Quatre missions de consultations ont été conduites par l’ONG AGBO-ZEGUE en vue de renforcer les capacités des populations locales et des Comités Villageois de Gestion en matière de protection des lamantins d’Afrique de l’Ouest dans les villages riverains des écosystèmes du Lac Togo et du fleuve Mono.
Ces missions financées entièrement par le Groupe HeidelBergCement au Togo via SCANTOGO ont permis d’identifier les acteurs facilitateurs (écogardes) pour le suivi écologique des populations de lamantins d’Afrique (Trichechus senegalensis) dans le Lac Togo et le fleuve Mono.
Togo : le lamantin, une espèce aquatique protégée par la CAAC
Des réunions de sensibilisation et d’éveil de conscience des populations riveraines de ces écosystèmes ont été organisées. Ces missions consultatives ont permis d’identifier 04 écogardes (02 du Lac Togo et 2 le long du Mono) qui pourront aider dans la conduite des activités de suivi.
Un protocole de suivi écologique mis en place
Dans le cadre de ce sous-projet de « Suivi des lamantins d’Afrique (Trichechus senegalensis) dans le Lac Togo et dans le fleuve Mono », l’ONG AGBO-ZEGUE a mis en place un protocole de suivi.
Ce dernier a consisté à visiter le Lac Togo et le long du fleuve Mono, surtout les zones de présence de l’animal deux (02) fois dans le mois pour faire des observations (de l’animal ou de ses indices de présence), et discuter avec les communautés de pêcheurs pour connaître les menaces qui pèsent sur l’animal (les captures et la destruction des habitats).
La perception des populations locales sur l’abondance relative des lamantins dans les différents écosystèmes a été notée.
Sur le terrain l’équipe de suivi est composée de 05 personnes, notamment 03 membres de l’ONG AGBO-ZEGUE et 02 éco gardes qui renseignent la fiche de collecte des données de toutes les informations relatives à la présence des lamantins dans des sites échantillonnés.
Les informations prises en compte dans le cadre de suivi écologique sont : les observations directes, les indices d’alimentation, les crottes et les captures accidentelles par les pêcheurs, etc.
Aussi, des discussions avec les communautés de pêcheurs sont faites à chaque fois que l’équipe de suivi est sur le terrain.
Ces discussions permettent d’avoir des informations récentes sur la présence, les menaces (les captures et la destruction des habitats) et la perception des populations riveraines sur l’abondance relative des lamantins dans le Lac Togo et dans le Mono.
A en croire les explications de M. Atsri HONAM, le financement de SCANTOGO a contribué à protéger les lamantins au niveau du lac Togo : le Haho et le Zio. C’est à ces niveaux des eaux douces qu’on a les lamantins.
« Avec l’ONG AGBOZEGUE nous avons mis en place un système de suivi pour vérifier la présence des lamantins parce que c’est une espèce très menacée. Avec ce système et la collaboration des communautés nous avons pu se rendre compte que les lamantins survivent encore au Togo. »

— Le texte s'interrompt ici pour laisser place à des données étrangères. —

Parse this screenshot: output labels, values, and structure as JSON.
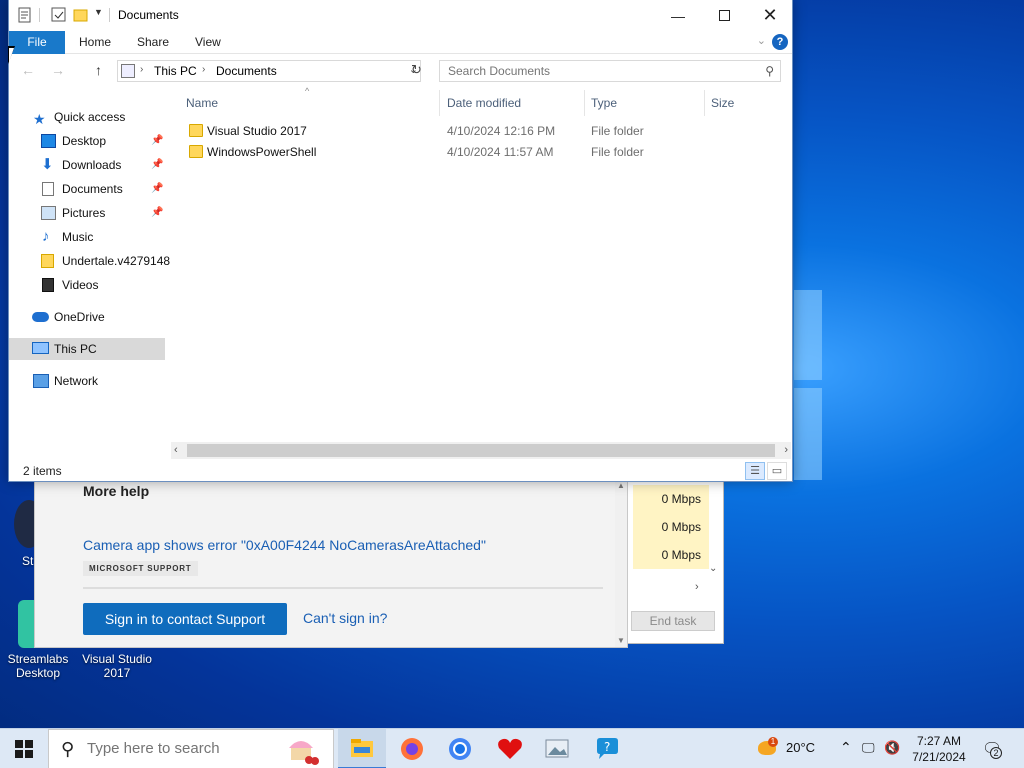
{
  "explorer": {
    "title": "Documents",
    "ribbon_tabs": [
      "File",
      "Home",
      "Share",
      "View"
    ],
    "address": {
      "crumbs": [
        "This PC",
        "Documents"
      ]
    },
    "search_placeholder": "Search Documents",
    "columns": [
      "Name",
      "Date modified",
      "Type",
      "Size"
    ],
    "nav": {
      "quick_access": "Quick access",
      "items": [
        {
          "label": "Desktop",
          "pinned": true,
          "icon": "desktop-icon"
        },
        {
          "label": "Downloads",
          "pinned": true,
          "icon": "downloads-icon"
        },
        {
          "label": "Documents",
          "pinned": true,
          "icon": "documents-icon"
        },
        {
          "label": "Pictures",
          "pinned": true,
          "icon": "pictures-icon"
        },
        {
          "label": "Music",
          "pinned": false,
          "icon": "music-icon"
        },
        {
          "label": "Undertale.v4279148",
          "pinned": false,
          "icon": "folder-icon"
        },
        {
          "label": "Videos",
          "pinned": false,
          "icon": "videos-icon"
        }
      ],
      "onedrive": "OneDrive",
      "this_pc": "This PC",
      "network": "Network"
    },
    "files": [
      {
        "name": "Visual Studio 2017",
        "date": "4/10/2024 12:16 PM",
        "type": "File folder"
      },
      {
        "name": "WindowsPowerShell",
        "date": "4/10/2024 11:57 AM",
        "type": "File folder"
      }
    ],
    "status": "2 items"
  },
  "gethelp": {
    "more_help": "More help",
    "link": "Camera app shows error \"0xA00F4244 NoCamerasAreAttached\"",
    "source": "MICROSOFT SUPPORT",
    "signin": "Sign in to contact Support",
    "cant_signin": "Can't sign in?"
  },
  "taskmgr": {
    "rates": [
      "0 Mbps",
      "0 Mbps",
      "0 Mbps"
    ],
    "end_task": "End task"
  },
  "desktop": {
    "icons": [
      {
        "label": "Streamlabs Desktop",
        "color": "#31c3a2"
      },
      {
        "label": "Visual Studio 2017",
        "color": "#68217a"
      }
    ],
    "partial_label": "St"
  },
  "taskbar": {
    "search_placeholder": "Type here to search",
    "weather": {
      "temp": "20°C",
      "badge": "1"
    },
    "clock": {
      "time": "7:27 AM",
      "date": "7/21/2024"
    },
    "notifications": "2"
  },
  "colors": {
    "accent": "#0f6cbd",
    "file_tab": "#1979ca",
    "folder": "#ffd75c"
  }
}
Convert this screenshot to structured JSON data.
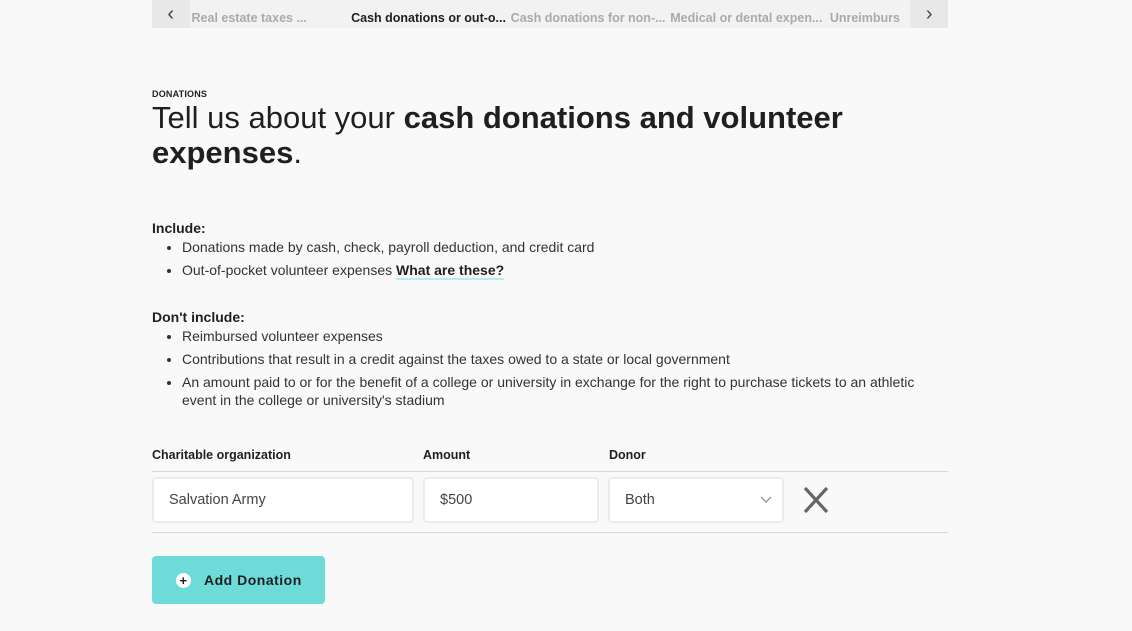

Et de poursuivre « On a pu sauver au moins trois qui étaient en train d’être capturés. Nous avons eu signe de vie de trois groupes de lamantins dans certaines zones comme dans Ziomé, Soussoumé jonction lac et zio. Au niveau de la jonction avec le haho. Ce sont des zones de préférence de ces espèces. On peut donc mener des actions concrètes dans ces zones. »
Les 03 mois de suivi des lamantins d’Afrique dans le Lac Togo et dans le Mono ont permis de relever une observation directe de 02 individus et 14 indices d’alimentation dans l’ensemble dans les deux zones identifiées.
Toutefois il a été remarqué la nécessité d’explorer aussi la jonction du fleuve Haho avec le Lac Togo où se trouvent aussi les lamantins. Ce qui nécessite des moyens supplémentaires. Environ 50 millions de FCFA.
Il faut noter que l’espèce est très menacée au niveau du chenal de Gbaga au niveau du Mono au Sud du Togo.